POJ1436：Horizontally Visible Segments(区间更新)

Description

There is a number of disjoint vertical line segments in the plane. We say that two segments are horizontally visible if they can be connected by a horizontal line segment that does not have any common points with other vertical segments. Three different vertical segments are said to form a triangle of segments if each two of them are horizontally visible. How many triangles can be found in a given set of vertical segments?


Task

Write a program which for each data set:

reads the description of a set of vertical segments,

computes the number of triangles in this set,

writes the result.

Input

The first line of the input contains exactly one positive integer d equal to the number of data sets, 1 <= d <= 20. The data sets follow.

The first line of each data set contains exactly one integer n, 1 <= n <= 8 000, equal to the number of vertical line segments.

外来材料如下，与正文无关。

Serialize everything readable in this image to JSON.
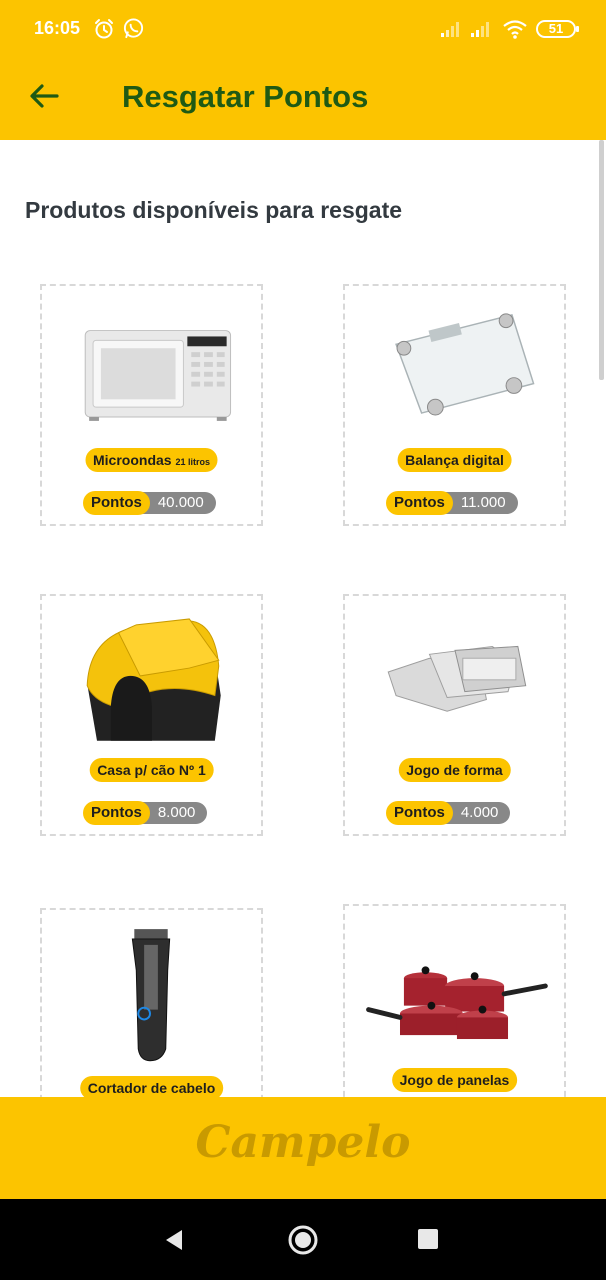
{
  "status_bar": {
    "time": "16:05",
    "battery": "51"
  },
  "app_bar": {
    "title": "Resgatar Pontos"
  },
  "section": {
    "title": "Produtos disponíveis para resgate"
  },
  "products": [
    {
      "name": "Microondas",
      "name_suffix": "21 litros",
      "points_label": "Pontos",
      "points": "40.000"
    },
    {
      "name": "Balança digital",
      "name_suffix": "",
      "points_label": "Pontos",
      "points": "11.000"
    },
    {
      "name": "Casa p/ cão Nº 1",
      "name_suffix": "",
      "points_label": "Pontos",
      "points": "8.000"
    },
    {
      "name": "Jogo de forma",
      "name_suffix": "",
      "points_label": "Pontos",
      "points": "4.000"
    },
    {
      "name": "Cortador de cabelo",
      "name_suffix": ""
    },
    {
      "name": "Jogo de panelas",
      "name_suffix": ""
    }
  ],
  "footer": {
    "brand": "Campelo"
  },
  "colors": {
    "brand_yellow": "#FCC400",
    "title_green": "#1F5A14",
    "points_gray": "#888888"
  }
}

Each of the following n lines consists of exactly 3 nonnegative integers separated by single spaces:

yi', yi'', xi - y-coordinate of the beginning of a segment, y-coordinate of its end and its x-coordinate, respectively. The coordinates satisfy 0 <= yi' < yi'' <= 8 000, 0 <= xi <= 8 000. The segments are disjoint.

Output

The output should consist of exactly d lines, one line for each data set. Line i should contain exactly one integer equal to the number of triangles in the i-th data set.

Sample Input

1
5
0 4 4
0 3 1
3 4 2
0 2 2
0 2 3

Sample Output

1

题意：每条线段的x轴是固定的，还有就是线段的两个端点的y坐标，要求出三个线段两两可见的一共有几对

思路：为了方便处理，要将y坐标*2来处理

#include <stdio.h>
#include <string.h>
#include <algorithm>
using namespace std;
const int L = 8000+10;
int color[L<<3];
bool map[L][L];//一开始我存的int型，但是int型会超内存，用bool型能节省大量空间
int n;

struct node
{
    int l,r,n;
} a[L<<3];

struct kode
{
    int x,y1,y2;
} s[L];

int cmp(kode a,kode b)
{
    return a.x<b.x;
}

void init(int l,int r,int i)
{
    a[i].l = l;
    a[i].r = r;
    a[i].n = 0;
    if(l==r)
        return;
    int mid = (l+r)>>1;
    init(l,mid,2*i);
    init(mid+1,r,2*i+1);
}

void insert(int l,int r,int i,int m)
{
    if(l<=a[i].l && a[i].r<=r)
    {
        a[i].n = m;
        return ;
    }
    if(a[i].n!=-1)//将父亲节点的状态更新到孩子节点中
    {
        a[2*i].n = a[2*i+1].n = a[i].n;
        a[i].n = -1;
    }
    if(l<=a[2*i].r)
        insert(l,r,2*i,m);
    if(r>=a[2*i+1].l)
        insert(l,r,2*i+1,m);
}

void query(int l,int r,int i,int m)
{
    if(a[i].n!=-1)
    {
        map[a[i].n][m] = true;
        return ;
    }
    if(a[i].l == a[i].r)
        return;
    if(a[i].n!=-1)
    {
        a[2*i].n = a[2*i+1].n = a[i].n;
        a[i].n = -1;
    }
    if(l<=a[2*i].r)
        query(l,r,2*i,m);
    if(r>=a[2*i+1].l)
        query(l,r,2*i+1,m);

}

int main()
{
    int t,ans,i,x,y1,y2,j,k;
    scanf("%d",&t);
    while(t--)
    {
        scanf("%d",&n);
        for(i = 1; i<=n; i++)
        {
            scanf("%d%d%d",&s[i].y1,&s[i].y2,&s[i].x);
            s[i].y1*=2;
            s[i].y2*=2;;
        }
        sort(s+1,s+1+n,cmp);
        memset(map,false,sizeof(map));
        init(0,16000,1);
        for(i = 1; i<=n; i++)
        {
            query(s[i].y1,s[i].y2,1,i);
            insert(s[i].y1,s[i].y2,1,i);
        }
        ans = 0;
        for(i = 1; i<=n; i++)//暴力求解
            for(j = 1; j<=n; j++)
                if(map[i][j])
                {
                    for(k = 1; k<=n; k++)
                        if(map[i][k] && map[j][k])
                            ans++;
                }
        printf("%d\n",ans);
    }

    return 0;
}